L’éclaircissement sémantique de Christine Sourgins, a pris 300 pages pour les Mirages de l’Art contemporain, mais infiniment plus quand il s’est agi d’entrer dans la compréhension du mot Beauté où il ne peut pas être question d’énoncer une théorie mais de décrire une réalité. Tout était à reconsidérer après que la beauté ait été réduiteau subjectif, au joli, à la « déco » mais encore, jugée dogmatique, académique, formaliste, accusée d’élitiste, réservée aux riches, discriminante, opium du peuple. Pour être enfin être diabolisée, qualifiée de « fasciste ». Le mot Beauté, est alors devenu un tabou, interdisant tout débat sur l’art pendant un demi-siècle.
Ces livres permettent à ceux qui s’interrogent d’avoir les données, œuvres, faits historiques, interrogations que la beauté a suscitées tout au long des siècles. Ils donnent un « trousseau de clés » qui permet d’avancer dans notre propre questionnement. Christine Sourgins ne construit pas un concept de la beauté, un nouveau dogme qui s’ajoute aux précédents mais donne des instruments, des mots, des éléments de l’histoire. Elle fournit des outils, pour ouvrir un débat, construire une pensée que l’on ne peut plus écarter. La beauté a été vécue longtemps comme une évidence, elle est devenue objet de controverse au tournant du 19ème siècle avant de devenir un interdit après les années 60. Ce travail prend compte de ce demi-siècle marqué par la diabolisation de la Beauté. Ce contraste nous permet de mieux comprendre la profondeur de ce qu’elle évoque.
Cette somme sur la beauté artistique n’emprunte pas le langage et les méthodes d’analyse du philosophe, sociologue, économiste, juriste.
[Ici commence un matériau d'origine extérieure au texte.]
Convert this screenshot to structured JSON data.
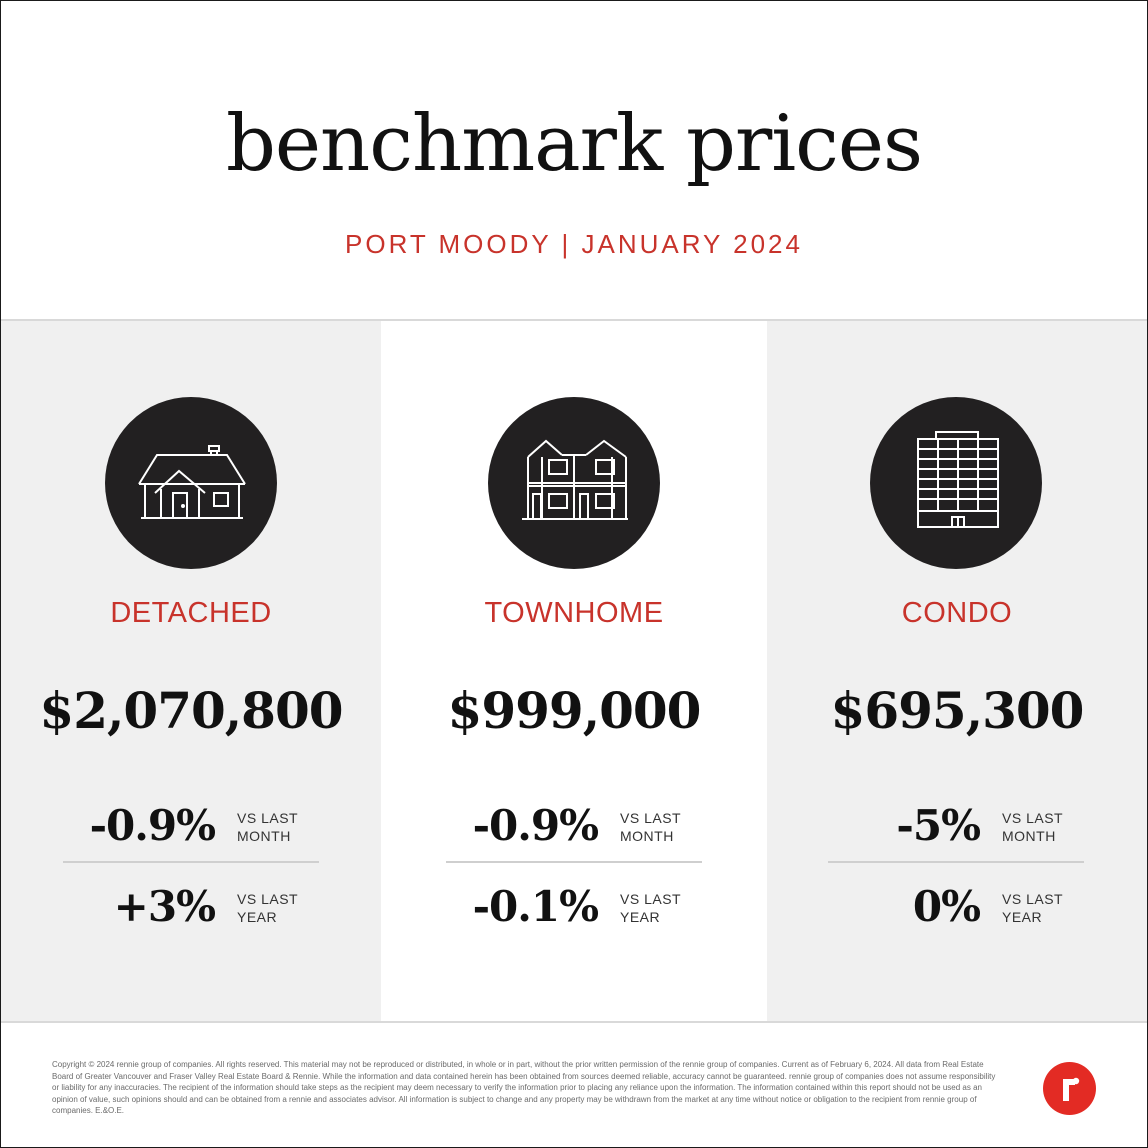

Christine Sourgins se comporte en historienne d’art pragmatique et apporte des éléments de compréhension en passant aussi par l’expérience sensible de l’art permettant d’approcher une question devenue forte aujourd’hui : qu’est-ce que l’art ? Qu’est-ce que la beauté ? Question qui peut remettre en cause la doxa en vigueur
Aude de Kerros
[1] Christine Sourgins, Les Mirages de l’Art contemporain, La Table Ronde, 2005, en poche, actualisé chez Eyrolles en 2023. [2] L’artiste le plus hautement financiarisé : Rabbit, (qui existe en plusieurs exemplaires) a atteint le record de 9,1 millions de dollars en 2019.Christine Sourgins, Anatomie de la Beauté et Géographie de la Beauté, tout deux aux Éditions Boleine, 2025, 200 pages et 15 € chacun.